Ahmedabad: Domestic worker Geetaben Thakore, 46, is proud of her well-furnished one bedroom flat in the heart of Ahmedabad, a stone's throw from the luxurious bungalows she works in. It is not just a home - it marks the first step towards her dream of a slum-free city.

A few years ago, a slum sprawled where the four-storied building complex stands now. It was Geetaben who convinced her neighbours to accept alternative housing when Rajiv Awas Yojana - a government housing scheme named after former Prime Minister Rajiv Gandhi - was announced in 2010.

Under the Rajiv Awas Yojna, the Ahmedabad Municipal Corporation had set up a public-private partnership to build housing for the slum dwellers free of cost.  In return, the corporation provided them with some benefits -- including unused government land for commercial and residential projects.

The buildings replacing the slum in Ahmedabad were built under the Rajiv Awas Yojana.

The journey was not easy - Geetaben had to face suspicion and abuse from her neighbours, who were deeply uncomfortable with the idea of giving up their homes.

"They (the slum dwellers) alleged that I had taken money from builders and settled for a deal... but I was never bothered as I had done nothing wrong," Geetaben said.

But she reasoned with them, asking why there should be slums in a city at all. "If slums can be replaced by buildings such as this one, what's wrong? The families benefit.
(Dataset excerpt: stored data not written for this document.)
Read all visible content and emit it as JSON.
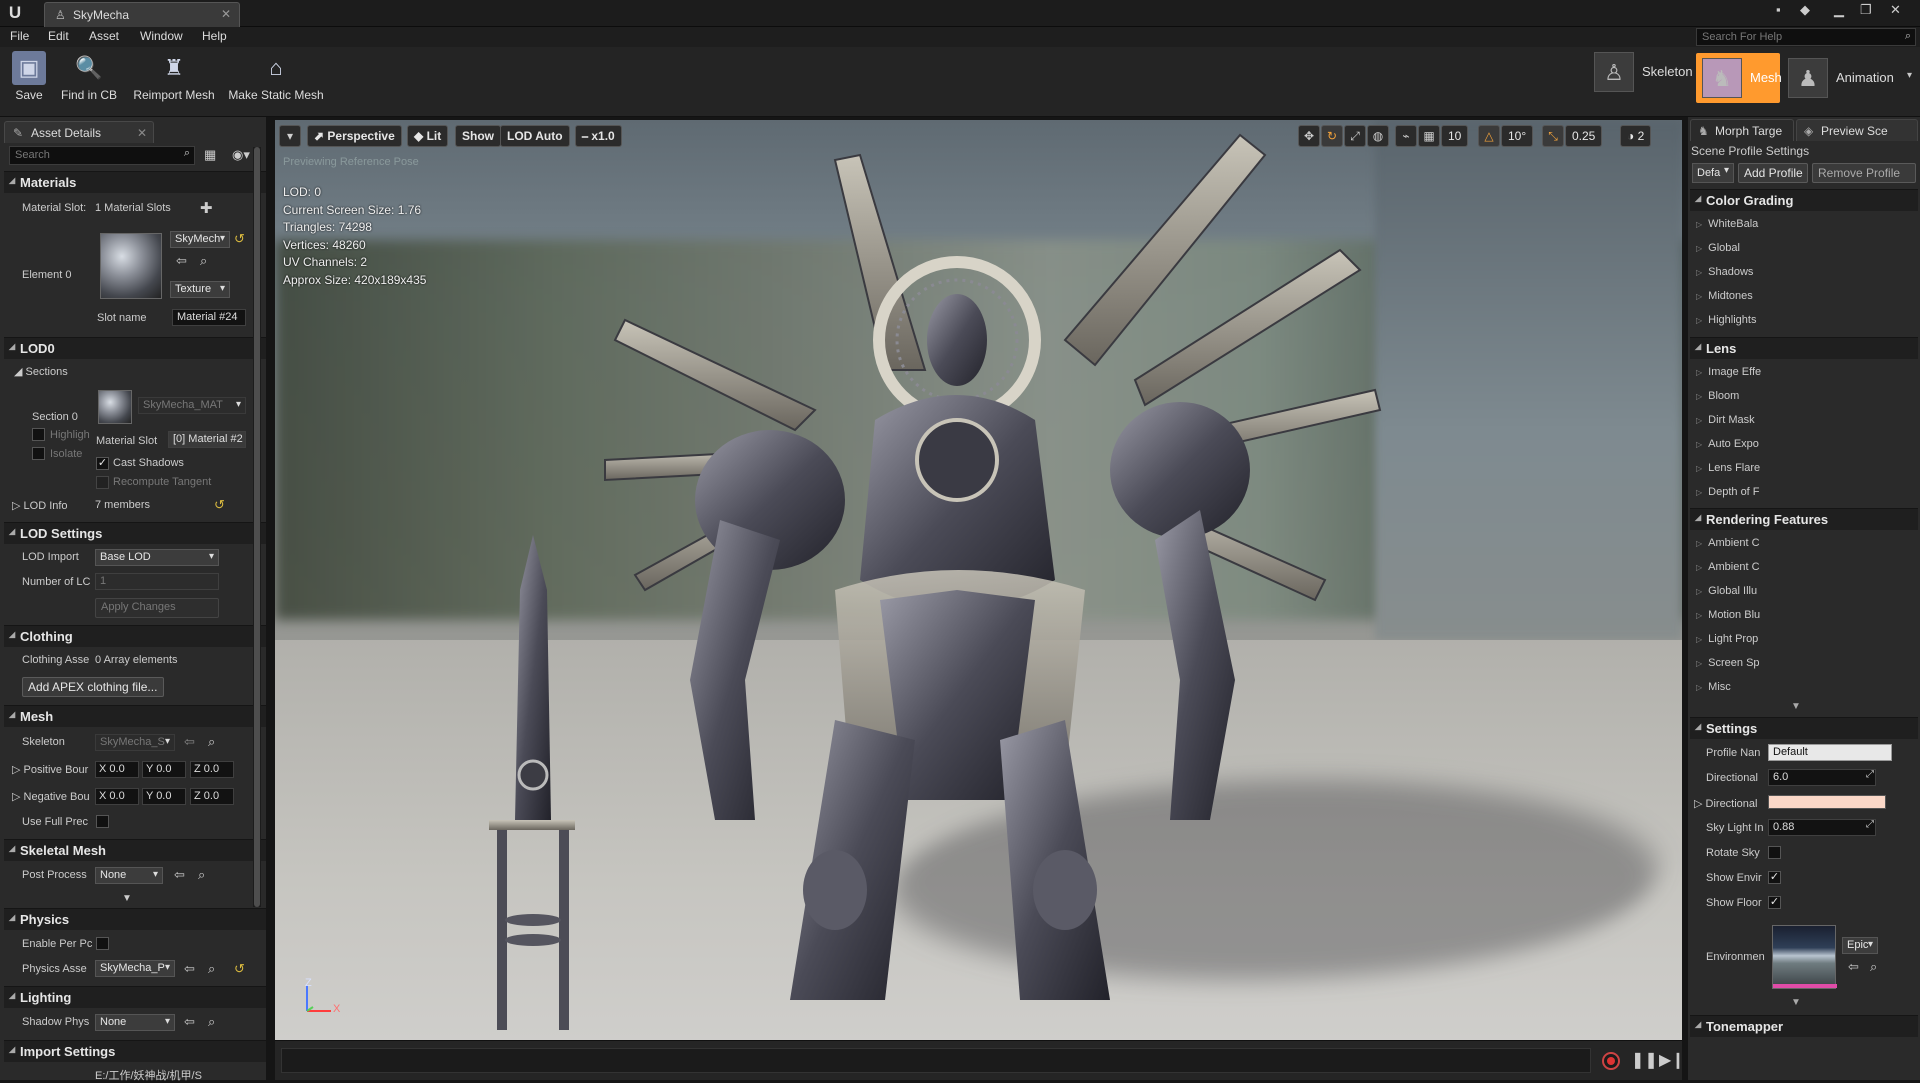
{
  "app": {
    "tab_title": "SkyMecha",
    "logo": "U"
  },
  "menu": [
    "File",
    "Edit",
    "Asset",
    "Window",
    "Help"
  ],
  "help_search": {
    "placeholder": "Search For Help"
  },
  "toolbar": {
    "buttons": [
      {
        "label": "Save",
        "icon": "save-icon"
      },
      {
        "label": "Find in CB",
        "icon": "find-in-content-browser-icon"
      },
      {
        "label": "Reimport Mesh",
        "icon": "reimport-icon"
      },
      {
        "label": "Make Static Mesh",
        "icon": "make-static-mesh-icon"
      }
    ],
    "modes": [
      {
        "label": "Skeleton",
        "active": false
      },
      {
        "label": "Mesh",
        "active": true
      },
      {
        "label": "Animation",
        "active": false
      }
    ],
    "accent_color": "#ff9a2e"
  },
  "asset_details": {
    "tab_label": "Asset Details",
    "search_placeholder": "Search",
    "materials": {
      "header": "Materials",
      "material_slots_label": "Material Slot:",
      "material_slots_value": "1 Material Slots",
      "element_label": "Element 0",
      "material_name": "SkyMech",
      "texture_combo": "Texture",
      "slot_name_label": "Slot name",
      "slot_name_value": "Material #24"
    },
    "lod0": {
      "header": "LOD0",
      "sections_label": "Sections",
      "section_label": "Section 0",
      "highlight_label": "Highligh",
      "isolate_label": "Isolate",
      "material_combo": "SkyMecha_MAT",
      "material_slot_label": "Material Slot",
      "material_slot_value": "[0] Material #2",
      "cast_shadows_label": "Cast Shadows",
      "cast_shadows_checked": true,
      "recompute_tangent_label": "Recompute Tangent",
      "lod_info_label": "LOD Info",
      "lod_info_value": "7 members"
    },
    "lod_settings": {
      "header": "LOD Settings",
      "lod_import_label": "LOD Import",
      "lod_import_value": "Base LOD",
      "number_of_lods_label": "Number of LC",
      "number_of_lods_value": "1",
      "apply_button": "Apply Changes"
    },
    "clothing": {
      "header": "Clothing",
      "assets_label": "Clothing Asse",
      "assets_value": "0 Array elements",
      "add_button": "Add APEX clothing file..."
    },
    "mesh": {
      "header": "Mesh",
      "skeleton_label": "Skeleton",
      "skeleton_value": "SkyMecha_S",
      "positive_bounds_label": "Positive Bour",
      "negative_bounds_label": "Negative Bou",
      "x_value": "X 0.0",
      "y_value": "Y 0.0",
      "z_value": "Z 0.0",
      "use_full_precision_label": "Use Full Prec"
    },
    "skeletal_mesh": {
      "header": "Skeletal Mesh",
      "post_process_label": "Post Process",
      "post_process_value": "None"
    },
    "physics": {
      "header": "Physics",
      "enable_per_poly_label": "Enable Per Pc",
      "physics_asset_label": "Physics Asse",
      "physics_asset_value": "SkyMecha_P"
    },
    "lighting": {
      "header": "Lighting",
      "shadow_physics_label": "Shadow Phys",
      "shadow_physics_value": "None"
    },
    "import_settings": {
      "header": "Import Settings",
      "path_value": "E:/工作/妖神战/机甲/S"
    }
  },
  "viewport": {
    "toolbar": {
      "perspective": "Perspective",
      "lit": "Lit",
      "show": "Show",
      "lod": "LOD Auto",
      "speed": "x1.0",
      "grid_snap": "10",
      "rotation_snap": "10°",
      "scale_snap": "0.25",
      "camera_speed": "2"
    },
    "preview_note": "Previewing Reference Pose",
    "stats": [
      "LOD: 0",
      "Current Screen Size: 1.76",
      "Triangles: 74298",
      "Vertices: 48260",
      "UV Channels: 2",
      "Approx Size: 420x189x435"
    ],
    "axis": {
      "z": "Z",
      "x": "X"
    }
  },
  "preview_panel": {
    "tabs": [
      "Morph Targe",
      "Preview Sce"
    ],
    "scene_profile_header": "Scene Profile Settings",
    "profile_combo": "Defa",
    "add_profile": "Add Profile",
    "remove_profile": "Remove Profile",
    "color_grading": {
      "header": "Color Grading",
      "items": [
        "WhiteBala",
        "Global",
        "Shadows",
        "Midtones",
        "Highlights"
      ]
    },
    "lens": {
      "header": "Lens",
      "items": [
        "Image Effe",
        "Bloom",
        "Dirt Mask",
        "Auto Expo",
        "Lens Flare",
        "Depth of F"
      ]
    },
    "rendering_features": {
      "header": "Rendering Features",
      "items": [
        "Ambient C",
        "Ambient C",
        "Global Illu",
        "Motion Blu",
        "Light Prop",
        "Screen Sp",
        "Misc"
      ]
    },
    "settings": {
      "header": "Settings",
      "profile_name_label": "Profile Nan",
      "profile_name_value": "Default",
      "directional_label": "Directional",
      "directional_value": "6.0",
      "directional_color_label": "Directional",
      "directional_color": "#fbd8c8",
      "sky_light_label": "Sky Light In",
      "sky_light_value": "0.88",
      "rotate_sky_label": "Rotate Sky",
      "rotate_sky_checked": false,
      "show_env_label": "Show Envir",
      "show_env_checked": true,
      "show_floor_label": "Show Floor",
      "show_floor_checked": true,
      "environment_label": "Environmen",
      "environment_combo": "Epic"
    },
    "tonemapper": {
      "header": "Tonemapper"
    }
  }
}
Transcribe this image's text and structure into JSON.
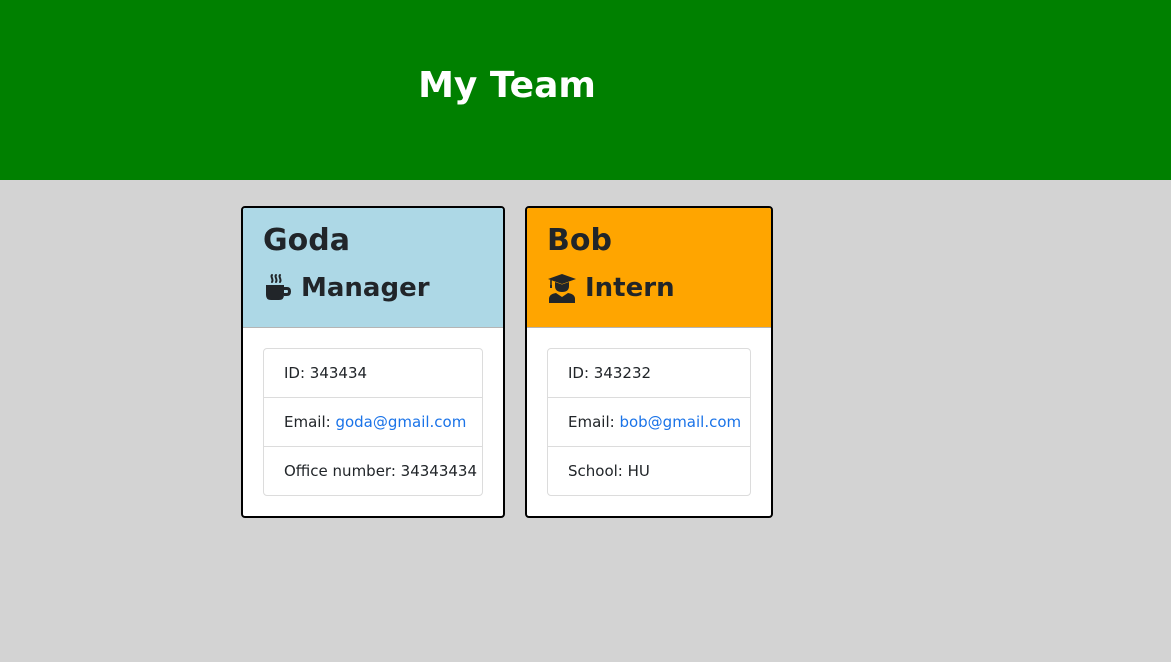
{
  "header": {
    "title": "My Team",
    "background_color": "#008000"
  },
  "cards": [
    {
      "name": "Goda",
      "role": "Manager",
      "role_icon": "coffee-mug-icon",
      "header_color": "#add8e6",
      "id_label": "ID: ",
      "id_value": "343434",
      "email_label": "Email: ",
      "email_value": "goda@gmail.com",
      "extra_label": "Office number: ",
      "extra_value": "34343434"
    },
    {
      "name": "Bob",
      "role": "Intern",
      "role_icon": "graduate-icon",
      "header_color": "#ffa500",
      "id_label": "ID: ",
      "id_value": "343232",
      "email_label": "Email: ",
      "email_value": "bob@gmail.com",
      "extra_label": "School: ",
      "extra_value": "HU"
    }
  ],
  "colors": {
    "page_background": "#d3d3d3",
    "link": "#1a73e8"
  }
}
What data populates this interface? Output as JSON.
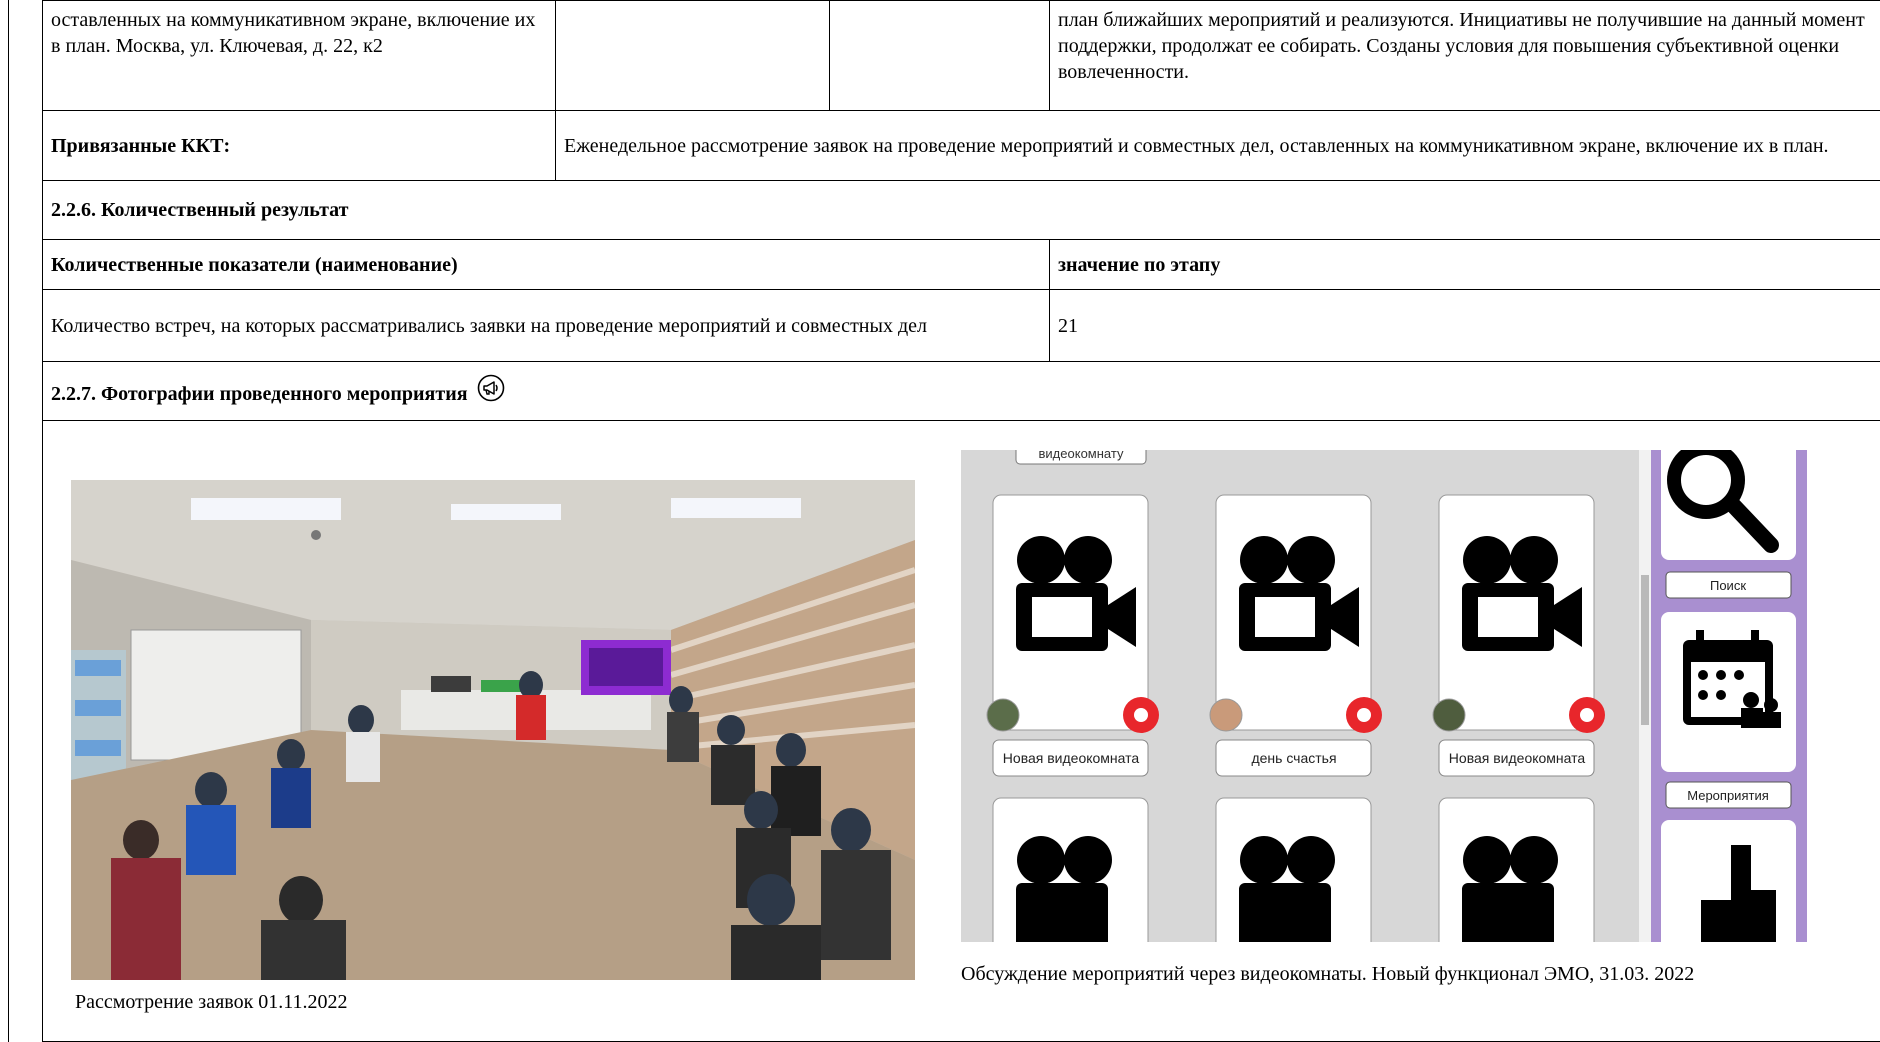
{
  "top_row": {
    "left_text": "оставленных на коммуникативном экране, включение их в план. Москва, ул. Ключевая, д. 22, к2",
    "right_text": "план ближайших мероприятий и реализуются. Инициативы не получившие на данный момент поддержки, продолжат ее собирать. Созданы условия для повышения субъективной оценки вовлеченности."
  },
  "linked_kkt": {
    "label": "Привязанные ККТ:",
    "value": "Еженедельное рассмотрение заявок на проведение мероприятий и совместных дел, оставленных на коммуникативном экране, включение их в план."
  },
  "section_226": {
    "title": "2.2.6. Количественный результат"
  },
  "quant_table": {
    "header_name": "Количественные показатели (наименование)",
    "header_value": "значение по этапу",
    "row_name": "Количество встреч, на которых рассматривались заявки на проведение мероприятий и совместных дел",
    "row_value": "21"
  },
  "section_227": {
    "title": "2.2.7. Фотографии проведенного мероприятия",
    "icon": "megaphone-icon"
  },
  "photos": {
    "caption_1": "Рассмотрение заявок 01.11.2022",
    "caption_2": "Обсуждение мероприятий через видеокомнаты. Новый функционал ЭМО, 31.03. 2022",
    "screen": {
      "top_partial_label": "видеокомнату",
      "tile_labels": [
        "Новая видеокомната",
        "день счастья",
        "Новая видеокомната"
      ],
      "side_labels": [
        "Поиск",
        "Мероприятия"
      ]
    }
  }
}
They get a lifestyle which is without any struggle and lack of amenities," she said.

Geetaben and her group of women help convince slum dwellers to opt for alternative housing with proper facilities.

In 2014, the Shantideep Cooperative Housing Society took shape.

Geetaben, by then, had found a mission. She and a group of women helped by the Mahila Housing Trust, an affiliate of the non-profit SEWA, bring about a silent revolution of replacing slums with housing projects with proper facilities.

"In 2010, six projects were taken up and after the scheme was amended in 2013, another six. In all, 6,500 families have availed of the benefits," said programme manager Bharati Bhonsale.

Geetaben says it is just the beginning -- only a dozen of the 60 slums located on government lands in the city have consented. But she said she hopes that "development without displacement will one day result in a slum-free city".